I slide off the chair, still breathless with adrenaline. “I was emotionally attached to those caramels.”

“You’re emotionally attached to chaos.” He tips his chin at the scattered candy. “You leave food out, you invite trouble. Rule two.”

I plant my hands on my hips. “Rule two didn’t mention cat burglars in bandit masks.”

He steps closer. I don’t back up, even when my heart does a weird flip. “Rule two assumed you had sense.”

“And you assumed you could cut my power any time I get happy.”

He almost smiles. “I can.”

“Don’t test me.”

“You’re the test.” His gaze drops to my mouth again, heated now. “You walk in, you make everything loud, and then you look at me like you want me to fail it.”

“I don’t want you to fail,” I say, softer than I mean to. “I want you to play.”

“What game?” he asks, voice unreadable.

“The one where you stop pretending you don’t like it when I push you.”

He doesn’t move for three long, pulsing seconds. Then he reaches past me, plucks the poison apple lollipop from the counter, and holds it to my lips.

“Open,” he says.

I do.

He slips the candy into my mouth slow, eyes on my lower lip as it glides over the glossy red. Heat spikes everywhere. I suck the tip on instinct.

His jaw ticks. “Inside voice,” he murmurs, like I made a sound. Maybe I did.

“See?” I manage around the sugar. “Effective.”

He takes the stick back, bites the other end clean off with a snap and tosses the stick. “Break’s over. You decorate. I work.”
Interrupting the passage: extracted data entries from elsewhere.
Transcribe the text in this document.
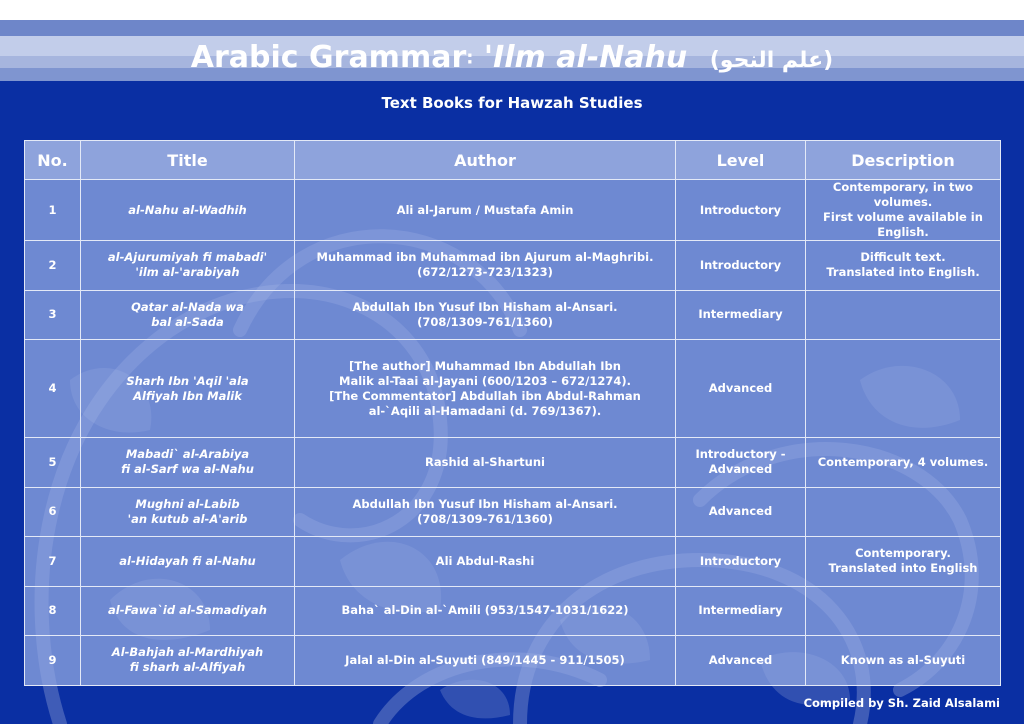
Arabic Grammar: 'Ilm al-Nahu (علم النحو)
Text Books for Hawzah Studies
No.	Title	Author	Level	Description
1	al-Nahu al-Wadhih	Ali al-Jarum / Mustafa Amin	Introductory	Contemporary, in two volumes.
First volume available in English.
2	al-Ajurumiyah fi mabadi'
'ilm al-'arabiyah	Muhammad ibn Muhammad ibn Ajurum al-Maghribi.
(672/1273-723/1323)	Introductory	Difficult text.
Translated into English.
3	Qatar al-Nada wa
bal al-Sada	Abdullah Ibn Yusuf Ibn Hisham al-Ansari.
(708/1309-761/1360)	Intermediary	
4	Sharh Ibn 'Aqil 'ala
Alfiyah Ibn Malik	[The author] Muhammad Ibn Abdullah Ibn
Malik al-Taai al-Jayani (600/1203 – 672/1274).
[The Commentator] Abdullah ibn Abdul-Rahman
al-`Aqili al-Hamadani (d. 769/1367).	Advanced	
5	Mabadi` al-Arabiya
fi al-Sarf wa al-Nahu	Rashid al-Shartuni	Introductory -
Advanced	Contemporary, 4 volumes.
6	Mughni al-Labib
'an kutub al-A'arib	Abdullah Ibn Yusuf Ibn Hisham al-Ansari.
(708/1309-761/1360)	Advanced	
7	al-Hidayah fi al-Nahu	Ali Abdul-Rashi	Introductory	Contemporary.
Translated into English
8	al-Fawa`id al-Samadiyah	Baha` al-Din al-`Amili (953/1547-1031/1622)	Intermediary	
9	Al-Bahjah al-Mardhiyah
fi sharh al-Alfiyah	Jalal al-Din al-Suyuti (849/1445 - 911/1505)	Advanced	Known as al-Suyuti
Compiled by Sh. Zaid Alsalami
“That your way of saying thank you for the theft deterrent?”

“That's my way of saying stop leaving bait.” He moves toward the door, pauses. “And lock the porch. Night brings everything hungry.”

I stare at his back. “Including you?”

He stops.

Turns.

“Especially me,” he says, and disappears down the hall.

The next hour is a standoff disguised as productivity. I hang cobwebs and rearrange the mantel three times. He repairs a hinge, tightens screws, mutters to himself like a sinner reciting prayers. Every so often we orbit close enough to brush shoulders. Every time, I feel it.

Electric, combustible, inevitable.

I’m on the step ladder again when he returns to the room, wiping his hands on a shop towel. “You’re tilting that skull like it’s flirting,” he says.

“It is flirting.” I adjust it a hair. “With your self-control.”

“Cute,” he deadpans, but he doesn’t walk away. “You sure you know what you’re doing up there?”